John Bellingham - Assassination of The Prime Minister

Assassination of The Prime Minister

Back in England, Bellingham began to petition the United Kingdom Government for compensation for his imprisonment, but was refused (the United Kingdom had broken off diplomatic relations with Russia in November 1808). His wife tried to persuade him to drop the issue and Bellingham went back into work.

In 1812, Bellingham again went to work in London, where he renewed his attempts to win compensation. On 18 April, he went in person to the offices of the Foreign Office where a civil servant called Hill told him he was at liberty to take whatever measures he thought proper. Bellingham had already started preparations for resolving the matter in another way, and, on 20 April, he bought two half-inch calibre (12.7 mm) pistols from W. Beckwith, gunsmith of 58 Skinner Street. He also arranged with a tailor to have a secret inside pocket put on his coat. Around this time, he was often seen in the lobby of the House of Commons.

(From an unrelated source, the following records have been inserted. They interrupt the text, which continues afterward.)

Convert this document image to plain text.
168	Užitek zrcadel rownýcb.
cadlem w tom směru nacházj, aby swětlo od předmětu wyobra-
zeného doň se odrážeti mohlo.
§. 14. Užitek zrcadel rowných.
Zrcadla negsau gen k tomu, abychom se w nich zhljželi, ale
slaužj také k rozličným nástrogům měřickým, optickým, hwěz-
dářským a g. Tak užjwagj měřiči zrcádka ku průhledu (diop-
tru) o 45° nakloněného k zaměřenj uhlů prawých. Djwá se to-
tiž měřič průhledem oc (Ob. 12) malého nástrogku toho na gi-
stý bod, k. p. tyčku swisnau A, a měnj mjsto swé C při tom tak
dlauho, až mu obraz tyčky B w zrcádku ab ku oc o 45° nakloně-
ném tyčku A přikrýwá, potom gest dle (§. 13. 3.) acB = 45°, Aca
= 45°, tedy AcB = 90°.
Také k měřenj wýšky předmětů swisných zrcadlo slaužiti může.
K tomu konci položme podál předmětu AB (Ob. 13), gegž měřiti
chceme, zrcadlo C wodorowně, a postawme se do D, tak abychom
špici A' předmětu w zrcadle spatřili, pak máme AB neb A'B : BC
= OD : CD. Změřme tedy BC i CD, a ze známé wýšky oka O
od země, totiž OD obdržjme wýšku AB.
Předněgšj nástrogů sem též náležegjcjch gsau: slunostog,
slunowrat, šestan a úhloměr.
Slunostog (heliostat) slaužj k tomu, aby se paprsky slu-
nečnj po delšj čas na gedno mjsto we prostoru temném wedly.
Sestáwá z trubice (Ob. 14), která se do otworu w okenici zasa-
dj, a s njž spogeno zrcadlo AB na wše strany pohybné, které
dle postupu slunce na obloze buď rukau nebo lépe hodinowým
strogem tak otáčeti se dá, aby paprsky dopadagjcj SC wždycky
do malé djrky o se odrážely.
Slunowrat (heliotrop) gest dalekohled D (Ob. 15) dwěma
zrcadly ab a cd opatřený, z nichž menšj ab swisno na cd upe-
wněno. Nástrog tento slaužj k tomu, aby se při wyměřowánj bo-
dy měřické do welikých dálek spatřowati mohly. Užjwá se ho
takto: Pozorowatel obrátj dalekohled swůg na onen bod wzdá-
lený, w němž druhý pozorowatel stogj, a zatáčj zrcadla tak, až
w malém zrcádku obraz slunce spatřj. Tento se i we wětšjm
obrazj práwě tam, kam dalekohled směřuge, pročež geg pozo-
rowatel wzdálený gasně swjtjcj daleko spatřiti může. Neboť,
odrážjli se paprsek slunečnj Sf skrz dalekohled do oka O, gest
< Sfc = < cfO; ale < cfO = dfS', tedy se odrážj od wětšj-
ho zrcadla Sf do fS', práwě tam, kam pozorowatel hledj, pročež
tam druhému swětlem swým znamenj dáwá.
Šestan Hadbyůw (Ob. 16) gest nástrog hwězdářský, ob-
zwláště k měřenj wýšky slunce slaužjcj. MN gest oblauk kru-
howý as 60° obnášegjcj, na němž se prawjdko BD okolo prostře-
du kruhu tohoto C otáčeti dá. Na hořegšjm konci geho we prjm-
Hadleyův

After taking the family of a friend to see a water-colour painting exhibition on 11 May 1812, Bellingham casually remarked that he had some business to attend to, and made his way to Parliament. He waited in the lobby until the Prime Minister, Spencer Perceval, appeared, then stepped forward and shot him through the heart. Bellingham then calmly sat on a bench. He was immediately detained by those present and identified by Isaac Gascoyne, MP for Liverpool.

Bellingham was tried on Friday 15 May at the Old Bailey where he argued that he would have preferred to kill the British Ambassador to Russia, but that he was entitled as a wronged man to kill the representative of those he saw as his oppressors. He gave a formal statement to the court, saying:

"Recollect, Gentlemen, what was my situation. Recollect that my family was ruined and myself destroyed, merely because it was Mr Perceval's pleasure that justice should not be granted; sheltering himself behind the imagined security of his station, and trampling upon law and right in the belief that no retribution could reach him. I demand only my right, and not a favour; I demand what is the birthright and privilege of every Englishman. Gentlemen, when a minister sets himself above the laws, as Mr Perceval did, he does it as his own personal risk. If this were not so, the mere will of the minister would become the law, and what would then become of your liberties? I trust that this serious lesson will operate as a warning to all future ministers, and that they will henceforth do the thing that is right, for if the upper ranks of society are permitted to act wrong with impunity, the inferior ramifications will soon become wholly corrupted. Gentlemen, my life is in your hands, I rely confidently in your justice."

Evidence that Bellingham was insane was put forward by witnesses, but not by Bellingham himself, and was discounted by the trial judge, Sir James Mansfield. Bellingham was found guilty and his sentence was handed down:

"That you be taken from hence to the place from whence you came, and from thence to a place of execution, where you shall be hanged by the neck until you be dead; your body to be dissected and anatomized."

The hanging was carried out in public on Monday 18 May. According to René Martin Pillet, a Frenchman who wrote an account of his ten years in England, the sentiment of the very large crowd that gathered at Bellingham's execution was:

"Farewell poor man, you owe satisfaction to the offended laws of your country, but God bless you! you have rendered an important service to your country, you have taught ministers that they should do justice, and grant audience when it is asked of them."

A subscription was raised for the widow and children of Bellingham, and "their fortune was ten times greater than they could ever have expected in any other circumstances". His widow remarried in 1813.